El primer Oscar a mejor película fue para Wings de William A. Wellman, una Top Gun de la época ambientada en la Primera Guerra Mundial; es una película rutinaria pero con recursos que aún causan cierta sorpresa. Como para compensar, se le otorgó a Amanecer, la primera película americana del expresionista alemán, FW Murnau, el premio a la calidad artística. Esa dualidad ha estado siempre.
No han cambiado mucho -más allá de retoques coyunturales para adaptarse a los cambios sociales- la manera de elegir, de presentar y de recibir los premios.
Se entregan una vez al año en una fiesta televisiva que ha cambiado de conductor (este año es Jimmy Kimmel que vuelve después de un lustro) y que está marcada por el despliegue de estrellas entregando o recibiendo premios. Incluye lascanciones nominadas, clips celebratorios y un recuerdo a los académicos que se fueron de gira, un eufemismo que no está bueno.

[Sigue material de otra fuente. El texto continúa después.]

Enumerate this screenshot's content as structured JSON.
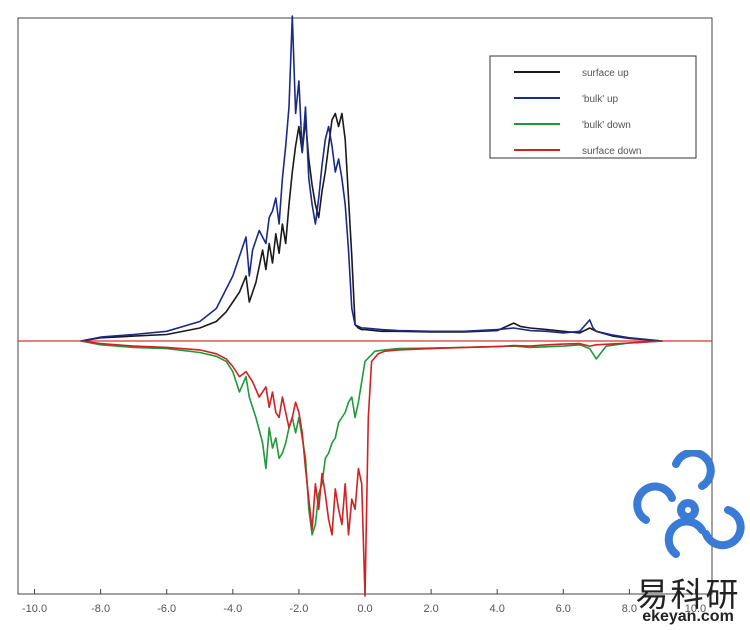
{
  "chart_data": {
    "type": "line",
    "title": "",
    "xlabel": "",
    "ylabel": "",
    "xlim": [
      -10.5,
      10.5
    ],
    "xticks": [
      "-10.0",
      "-8.0",
      "-6.0",
      "-4.0",
      "-2.0",
      "0.0",
      "2.0",
      "4.0",
      "6.0",
      "8.0",
      "10.0"
    ],
    "ylim": [
      -1.0,
      1.0
    ],
    "grid": false,
    "legend_position": "top-right",
    "series": [
      {
        "name": "surface up",
        "color": "#1a1a1a",
        "x": [
          -8.6,
          -8.0,
          -7.0,
          -6.0,
          -5.0,
          -4.5,
          -4.2,
          -4.0,
          -3.8,
          -3.6,
          -3.5,
          -3.3,
          -3.1,
          -3.0,
          -2.9,
          -2.8,
          -2.7,
          -2.6,
          -2.5,
          -2.4,
          -2.3,
          -2.2,
          -2.1,
          -2.0,
          -1.9,
          -1.8,
          -1.7,
          -1.6,
          -1.5,
          -1.4,
          -1.3,
          -1.2,
          -1.1,
          -1.0,
          -0.9,
          -0.8,
          -0.7,
          -0.6,
          -0.5,
          -0.4,
          -0.3,
          -0.2,
          -0.1,
          0.0,
          0.5,
          1.0,
          2.0,
          3.0,
          4.0,
          4.5,
          4.7,
          5.0,
          5.5,
          6.0,
          6.5,
          6.8,
          7.0,
          7.5,
          8.0,
          9.0
        ],
        "y": [
          0.0,
          0.01,
          0.015,
          0.02,
          0.04,
          0.06,
          0.09,
          0.12,
          0.15,
          0.2,
          0.12,
          0.18,
          0.28,
          0.22,
          0.3,
          0.24,
          0.33,
          0.27,
          0.36,
          0.3,
          0.42,
          0.52,
          0.6,
          0.66,
          0.58,
          0.68,
          0.56,
          0.48,
          0.42,
          0.38,
          0.46,
          0.52,
          0.6,
          0.68,
          0.7,
          0.66,
          0.7,
          0.62,
          0.44,
          0.26,
          0.05,
          0.04,
          0.035,
          0.035,
          0.03,
          0.03,
          0.028,
          0.028,
          0.032,
          0.055,
          0.045,
          0.04,
          0.035,
          0.03,
          0.025,
          0.04,
          0.03,
          0.015,
          0.008,
          0.0
        ]
      },
      {
        "name": "'bulk' up",
        "color": "#1a2a8a",
        "x": [
          -8.6,
          -8.0,
          -7.0,
          -6.0,
          -5.0,
          -4.5,
          -4.2,
          -4.0,
          -3.8,
          -3.6,
          -3.5,
          -3.4,
          -3.2,
          -3.0,
          -2.9,
          -2.8,
          -2.7,
          -2.6,
          -2.5,
          -2.4,
          -2.3,
          -2.2,
          -2.1,
          -2.0,
          -1.9,
          -1.8,
          -1.7,
          -1.6,
          -1.5,
          -1.4,
          -1.3,
          -1.2,
          -1.1,
          -1.0,
          -0.9,
          -0.8,
          -0.7,
          -0.6,
          -0.5,
          -0.4,
          -0.3,
          -0.2,
          -0.1,
          0.0,
          0.5,
          1.0,
          2.0,
          3.0,
          4.0,
          4.5,
          5.0,
          5.5,
          6.0,
          6.5,
          6.8,
          6.9,
          7.0,
          7.5,
          8.0,
          9.0
        ],
        "y": [
          0.0,
          0.012,
          0.02,
          0.03,
          0.06,
          0.1,
          0.16,
          0.2,
          0.26,
          0.32,
          0.2,
          0.28,
          0.34,
          0.3,
          0.38,
          0.4,
          0.44,
          0.36,
          0.5,
          0.6,
          0.72,
          1.0,
          0.7,
          0.8,
          0.58,
          0.72,
          0.5,
          0.42,
          0.36,
          0.44,
          0.54,
          0.62,
          0.66,
          0.6,
          0.52,
          0.56,
          0.5,
          0.42,
          0.28,
          0.1,
          0.05,
          0.045,
          0.04,
          0.04,
          0.035,
          0.032,
          0.03,
          0.03,
          0.035,
          0.04,
          0.032,
          0.03,
          0.025,
          0.03,
          0.065,
          0.04,
          0.03,
          0.018,
          0.01,
          0.0
        ]
      },
      {
        "name": "'bulk' down",
        "color": "#1f9a3a",
        "x": [
          -8.6,
          -8.0,
          -7.0,
          -6.0,
          -5.0,
          -4.5,
          -4.2,
          -4.0,
          -3.9,
          -3.8,
          -3.6,
          -3.5,
          -3.3,
          -3.1,
          -3.0,
          -2.9,
          -2.8,
          -2.7,
          -2.6,
          -2.5,
          -2.4,
          -2.3,
          -2.2,
          -2.1,
          -2.0,
          -1.9,
          -1.8,
          -1.7,
          -1.6,
          -1.5,
          -1.4,
          -1.3,
          -1.2,
          -1.1,
          -1.0,
          -0.9,
          -0.8,
          -0.7,
          -0.6,
          -0.5,
          -0.4,
          -0.3,
          -0.2,
          -0.1,
          0.0,
          0.3,
          0.6,
          1.0,
          2.0,
          3.0,
          4.0,
          4.5,
          5.0,
          6.0,
          6.5,
          6.8,
          7.0,
          7.3,
          8.0,
          9.0
        ],
        "y": [
          0.0,
          -0.015,
          -0.025,
          -0.03,
          -0.045,
          -0.06,
          -0.08,
          -0.12,
          -0.16,
          -0.2,
          -0.14,
          -0.22,
          -0.3,
          -0.4,
          -0.5,
          -0.34,
          -0.42,
          -0.38,
          -0.46,
          -0.44,
          -0.4,
          -0.34,
          -0.3,
          -0.36,
          -0.3,
          -0.38,
          -0.46,
          -0.66,
          -0.76,
          -0.72,
          -0.6,
          -0.56,
          -0.46,
          -0.44,
          -0.4,
          -0.38,
          -0.32,
          -0.3,
          -0.28,
          -0.24,
          -0.22,
          -0.3,
          -0.24,
          -0.16,
          -0.08,
          -0.04,
          -0.035,
          -0.03,
          -0.028,
          -0.025,
          -0.022,
          -0.02,
          -0.025,
          -0.02,
          -0.015,
          -0.03,
          -0.07,
          -0.02,
          -0.008,
          0.0
        ]
      },
      {
        "name": "surface down",
        "color": "#d42020",
        "x": [
          -8.6,
          -8.0,
          -7.0,
          -6.0,
          -5.0,
          -4.5,
          -4.2,
          -4.0,
          -3.8,
          -3.6,
          -3.4,
          -3.2,
          -3.0,
          -2.9,
          -2.8,
          -2.7,
          -2.6,
          -2.5,
          -2.4,
          -2.3,
          -2.2,
          -2.1,
          -2.0,
          -1.9,
          -1.8,
          -1.7,
          -1.6,
          -1.5,
          -1.4,
          -1.3,
          -1.2,
          -1.1,
          -1.0,
          -0.9,
          -0.8,
          -0.7,
          -0.6,
          -0.5,
          -0.4,
          -0.3,
          -0.2,
          -0.1,
          0.0,
          0.1,
          0.2,
          0.4,
          0.6,
          1.0,
          2.0,
          3.0,
          4.0,
          4.5,
          5.0,
          5.5,
          6.0,
          6.5,
          6.8,
          7.0,
          8.0,
          9.0
        ],
        "y": [
          0.0,
          -0.01,
          -0.02,
          -0.025,
          -0.035,
          -0.05,
          -0.07,
          -0.1,
          -0.14,
          -0.12,
          -0.16,
          -0.22,
          -0.18,
          -0.26,
          -0.2,
          -0.28,
          -0.3,
          -0.22,
          -0.28,
          -0.34,
          -0.3,
          -0.24,
          -0.28,
          -0.36,
          -0.5,
          -0.62,
          -0.74,
          -0.56,
          -0.66,
          -0.52,
          -0.6,
          -0.7,
          -0.76,
          -0.58,
          -0.66,
          -0.72,
          -0.56,
          -0.76,
          -0.62,
          -0.66,
          -0.5,
          -0.56,
          -1.0,
          -0.3,
          -0.08,
          -0.05,
          -0.04,
          -0.035,
          -0.03,
          -0.025,
          -0.022,
          -0.018,
          -0.02,
          -0.015,
          -0.012,
          -0.01,
          -0.02,
          -0.015,
          -0.008,
          0.0
        ]
      }
    ]
  },
  "watermark": {
    "text_cn": "易科研",
    "url": "ekeyan.com",
    "color": "#3a7bd5"
  }
}
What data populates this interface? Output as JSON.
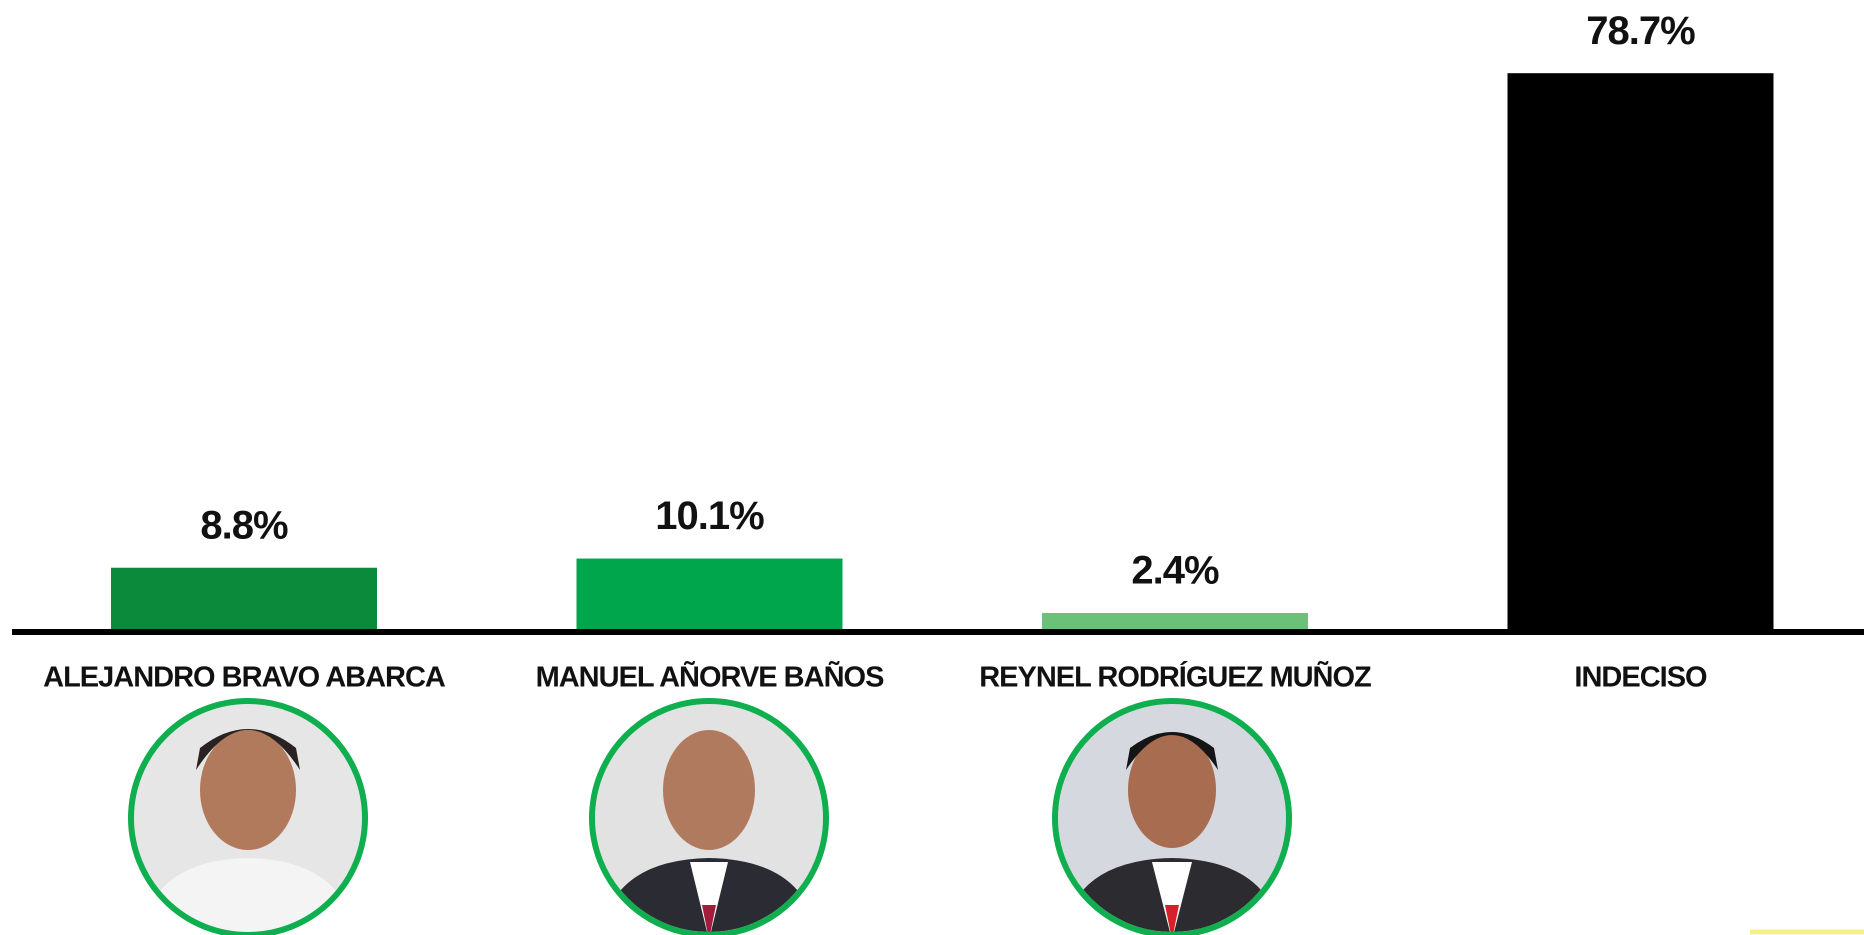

Los nominados y los ganadores los definen los miembros de la Academia, en un procedimiento ultrasecreto del que todos recién se enteran cuando abren el sobre. Los procedimientos son vigilados por un estricto reglamento que no ha impedido algunas quejas y escándalos.
Tanto control y ceremonial no ha evitado cosas como un actor pegándole al conductor o un activista corriendo desnudo detrás de David Niven.
Ni ha impedido todas las omisiones que se han cometido. La lista es conocida: no tienen Oscar por un trabajo específico directores como Hitchcock, Kubrick, Chaplin o Welles, quienes han sido reconocidos, sí, con premios a su trayectoria. Han ganado directores y películas de los que, la verdad, nadie se acuerda.
Han sido, eso sí, un diagnóstico de sensibilidades de su tiempo. En 1976, por ejemplo entre las nominadas al premio mayor estaban un par de reflexiones sobre esos años convulsos (Taxi Driver, Poder que mata), la biopic de un trovador comunista (Esta tierra es mi tierra) y una crónica (optimista) sobre una debacle política (Todos los hombres del presidente). Ganó Rocky, la película de Sylvester Stallone que demostraba que los sueños de la clase obrera podían cumplirse en un ambiente tan tóxico. Toda una declaración de principios.
Es que el Oscar, y este año va a a, ser igual, es mucho que un premio artístico. Es una campaña de marketing, un hecho político y un comentario cultural.
Pero principalmente es un momento de nuestras vidas y otro domingo acostándonos tardísimo, enojados porque, una vez más, no ganó nuestra favorita. Y eso es parte del encanto de estos premios nonagenarios.